The building in question is the home of the Lyric Opera of Chicago built in 1929. The Art Institute of Chicago has the clearest photo I have seen of the west exposure, as built.

Identifying the architectural styles employed will allow us to focus the search for the name of the specific decoration. In pursuit of that, I turned to The History of the Civic Opera House, which has this to say:
The decorative character of the entire building is a hybrid of Art Nouveau and Art Deco styles. Comedy-tragedy masks and cornucopia of instruments abound as playful ornaments around entrances, inspired by the Paris Opera House designed by Jean-Louis-Charles Garnier.
There is also full discussion of the building's history at The City of Chicago Landmark Designation Report, which contains description of the ornamental style employed by chief designer Alfred Shaw at page 12:
The designer, Alfred Shaw, "... had an appreciation for the classical, Shaw sought to bring a modern interpretation to its use in contemporary design"
And further examination of the Landmark document pages 6-7 and 11-14 seems to support the idea of a modern interpretation of a classical theme.
Given this, I believe the element is a modern interpretation or expression of the classic entablature. The masks in its face are frieze elements.
From the Columbia Electronic Encyclopedia™ (2013, Columbia University Press), for example:
Entablature
ĕntăb`ləcho͝or
The entire unit of horizontal members above the columns or pilasters in classical architecture—Greek, Roman or Renaissance.
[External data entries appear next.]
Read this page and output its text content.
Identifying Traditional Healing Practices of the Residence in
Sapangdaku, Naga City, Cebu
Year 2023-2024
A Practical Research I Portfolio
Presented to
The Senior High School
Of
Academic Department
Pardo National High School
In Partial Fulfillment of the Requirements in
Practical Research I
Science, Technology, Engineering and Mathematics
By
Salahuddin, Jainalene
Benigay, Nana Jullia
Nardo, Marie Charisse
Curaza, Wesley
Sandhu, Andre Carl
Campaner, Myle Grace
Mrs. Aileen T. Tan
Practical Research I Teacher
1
The height of the entablature in relation to the column supporting it varies with the three orders, Doric, Ionic, and Corinthian, but in Roman and Renaissance interpretations it is generally about one fourth the column height.
The entablature's component members are the architrave, which rests directly upon the abacus, or top member of the column cap; the frieze; and the cornice, or topmost member.
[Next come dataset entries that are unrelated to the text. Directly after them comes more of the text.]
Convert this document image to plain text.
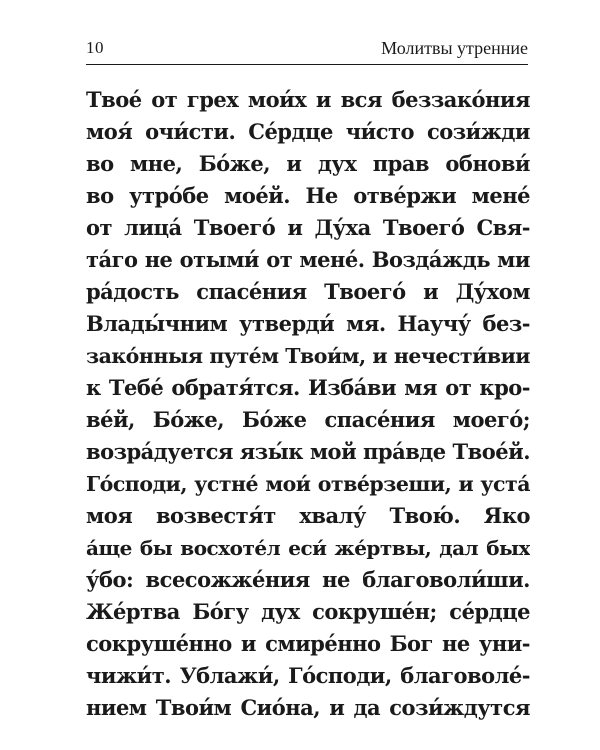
10	Молитвы утренние
Твое́ от грех мои́х и вся беззако́ния
моя́ очи́сти. Се́рдце чи́сто сози́жди
во мне, Бо́же, и дух прав обнови́
во утро́бе мое́й. Не отве́ржи мене́
от лица́ Твоего́ и Ду́ха Твоего́ Свя-
та́го не отыми́ от мене́. Возда́ждь ми
ра́дость спасе́ния Твоего́ и Ду́хом
Влады́чним утверди́ мя. Научу́ без-
зако́нныя путе́м Твои́м, и нечести́вии
к Тебе́ обратя́тся. Изба́ви мя от кро-
ве́й, Бо́же, Бо́же спасе́ния моего́;
возра́дуется язы́к мой пра́вде Твое́й.
Го́споди, устне́ мои́ отве́рзеши, и уста́
моя возвестя́т хвалу́ Твою́. Яко
а́ще бы восхоте́л еси́ же́ртвы, дал бых
у́бо: всесожже́ния не благоволи́ши.
Же́ртва Бо́гу дух сокруше́н; се́рдце
сокруше́нно и смире́нно Бог не уни-
чижи́т. Ублажи́, Го́споди, благоволе́-
нием Твои́м Сио́на, и да сози́ждутся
Essentially the entablature is a development from the primitive lintel, which spans two posts and supports the ends of the roof rafters.
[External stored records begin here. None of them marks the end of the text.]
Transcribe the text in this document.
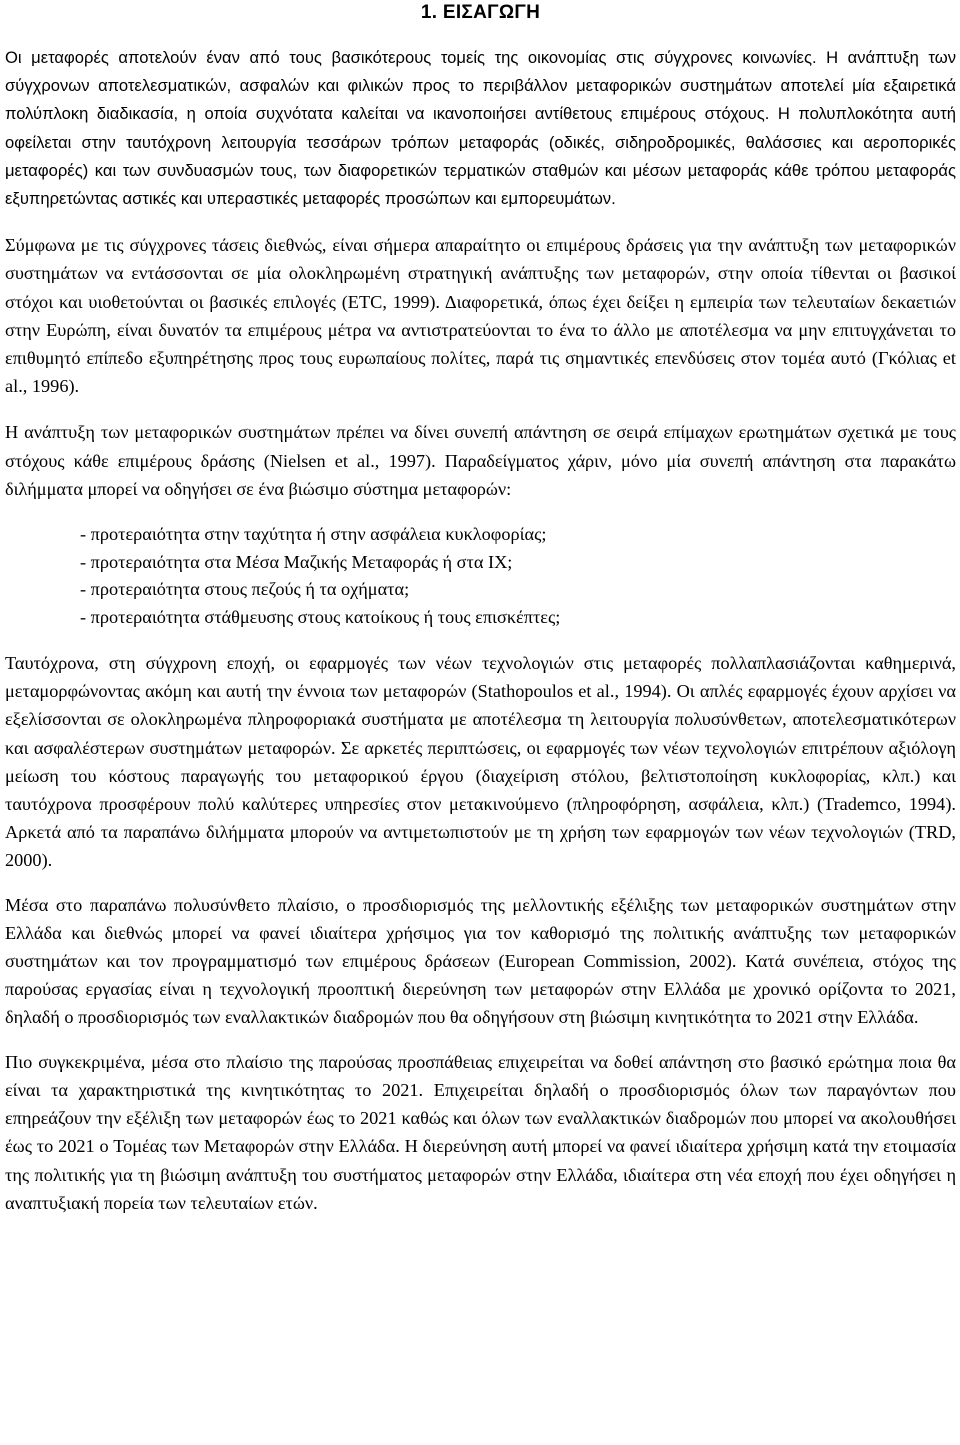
1. ΕΙΣΑΓΩΓΗ

Οι μεταφορές αποτελούν έναν από τους βασικότερους τομείς της οικονομίας στις σύγχρονες κοινωνίες. Η ανάπτυξη των σύγχρονων αποτελεσματικών, ασφαλών και φιλικών προς το περιβάλλον μεταφορικών συστημάτων αποτελεί μία εξαιρετικά πολύπλοκη διαδικασία, η οποία συχνότατα καλείται να ικανοποιήσει αντίθετους επιμέρους στόχους. Η πολυπλοκότητα αυτή οφείλεται στην ταυτόχρονη λειτουργία τεσσάρων τρόπων μεταφοράς (οδικές, σιδηροδρομικές, θαλάσσιες και αεροπορικές μεταφορές) και των συνδυασμών τους, των διαφορετικών τερματικών σταθμών και μέσων μεταφοράς κάθε τρόπου μεταφοράς εξυπηρετώντας αστικές και υπεραστικές μεταφορές προσώπων και εμπορευμάτων.

Σύμφωνα με τις σύγχρονες τάσεις διεθνώς, είναι σήμερα απαραίτητο οι επιμέρους δράσεις για την ανάπτυξη των μεταφορικών συστημάτων να εντάσσονται σε μία ολοκληρωμένη στρατηγική ανάπτυξης των μεταφορών, στην οποία τίθενται οι βασικοί στόχοι και υιοθετούνται οι βασικές επιλογές (ETC, 1999). Διαφορετικά, όπως έχει δείξει η εμπειρία των τελευταίων δεκαετιών στην Ευρώπη, είναι δυνατόν τα επιμέρους μέτρα να αντιστρατεύονται το ένα το άλλο με αποτέλεσμα να μην επιτυγχάνεται το επιθυμητό επίπεδο εξυπηρέτησης προς τους ευρωπαίους πολίτες, παρά τις σημαντικές επενδύσεις στον τομέα αυτό (Γκόλιας et al., 1996).

Η ανάπτυξη των μεταφορικών συστημάτων πρέπει να δίνει συνεπή απάντηση σε σειρά επίμαχων ερωτημάτων σχετικά με τους στόχους κάθε επιμέρους δράσης (Nielsen et al., 1997). Παραδείγματος χάριν, μόνο μία συνεπή απάντηση στα παρακάτω διλήμματα μπορεί να οδηγήσει σε ένα βιώσιμο σύστημα μεταφορών:

- προτεραιότητα στην ταχύτητα ή στην ασφάλεια κυκλοφορίας;
- προτεραιότητα στα Μέσα Μαζικής Μεταφοράς ή στα ΙΧ;
- προτεραιότητα στους πεζούς ή τα οχήματα;
- προτεραιότητα στάθμευσης στους κατοίκους ή τους επισκέπτες;

Ταυτόχρονα, στη σύγχρονη εποχή, οι εφαρμογές των νέων τεχνολογιών στις μεταφορές πολλαπλασιάζονται καθημερινά, μεταμορφώνοντας ακόμη και αυτή την έννοια των μεταφορών (Stathopoulos et al., 1994). Οι απλές εφαρμογές έχουν αρχίσει να εξελίσσονται σε ολοκληρωμένα πληροφοριακά συστήματα με αποτέλεσμα τη λειτουργία πολυσύνθετων, αποτελεσματικότερων και ασφαλέστερων συστημάτων μεταφορών. Σε αρκετές περιπτώσεις, οι εφαρμογές των νέων τεχνολογιών επιτρέπουν αξιόλογη μείωση του κόστους παραγωγής του μεταφορικού έργου (διαχείριση στόλου, βελτιστοποίηση κυκλοφορίας, κλπ.) και ταυτόχρονα προσφέρουν πολύ καλύτερες υπηρεσίες στον μετακινούμενο (πληροφόρηση, ασφάλεια, κλπ.) (Trademco, 1994). Αρκετά από τα παραπάνω διλήμματα μπορούν να αντιμετωπιστούν με τη χρήση των εφαρμογών των νέων τεχνολογιών (TRD, 2000).

Μέσα στο παραπάνω πολυσύνθετο πλαίσιο, ο προσδιορισμός της μελλοντικής εξέλιξης των μεταφορικών συστημάτων στην Ελλάδα και διεθνώς μπορεί να φανεί ιδιαίτερα χρήσιμος για τον καθορισμό της πολιτικής ανάπτυξης των μεταφορικών συστημάτων και τον προγραμματισμό των επιμέρους δράσεων (European Commission, 2002). Κατά συνέπεια, στόχος της παρούσας εργασίας είναι η τεχνολογική προοπτική διερεύνηση των μεταφορών στην Ελλάδα με χρονικό ορίζοντα το 2021, δηλαδή ο προσδιορισμός των εναλλακτικών διαδρομών που θα οδηγήσουν στη βιώσιμη κινητικότητα το 2021 στην Ελλάδα.

Πιο συγκεκριμένα, μέσα στο πλαίσιο της παρούσας προσπάθειας επιχειρείται να δοθεί απάντηση στο βασικό ερώτημα ποια θα είναι τα χαρακτηριστικά της κινητικότητας το 2021. Επιχειρείται δηλαδή ο προσδιορισμός όλων των παραγόντων που επηρεάζουν την εξέλιξη των μεταφορών έως το 2021 καθώς και όλων των εναλλακτικών διαδρομών που μπορεί να ακολουθήσει έως το 2021 ο Τομέας των Μεταφορών στην Ελλάδα. Η διερεύνηση αυτή μπορεί να φανεί ιδιαίτερα χρήσιμη κατά την ετοιμασία της πολιτικής για τη βιώσιμη ανάπτυξη του συστήματος μεταφορών στην Ελλάδα, ιδιαίτερα στη νέα εποχή που έχει οδηγήσει η αναπτυξιακή πορεία των τελευταίων ετών.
In Renaissance and modern designs the entablature is also used upon a wall as the crowning member or as a horizontal band, irrespective of columns.
But I think we can get even more specific than this. If one examines the photos at the Lyric Opera site as well as page 9 of the Landmark Designation report, there is a pediment that has been removed several storeys above what I have called the entablature.
This would make the structure in question a stylized plinth using the order¹ of an entablature. This is supported by scrolled corbels (as had been noted in an earlier answer) starting about six storeys above the river. The columns are more suggested by decoration than relief or structure.
Removal of the pediment strands the 'plinth' in many respects, which bears examination in its unified (and original) context which is the whole west wall, rather than singled out and stranded.
From p174 of Architecture for Community and Spectacle: The Roofed Arena in North America, 1853-1968:
...Wall expanses were treated as decorative fields, not embellished but set off as planar surfaces against zones of focused ornament, as was done, for example, on the river face of the Civic Opera Building in Chicago (Graham, Anderson, Probst & White, 1929).
¹ Order definition: 19. Architecture a. Any of several styles of classical architecture characterized by the type of column and entablature employed. Of the five generally accepted classical orders, the Doric, Ionic, and Corinthian orders are Greek and the Tuscan and Composite orders are Roman.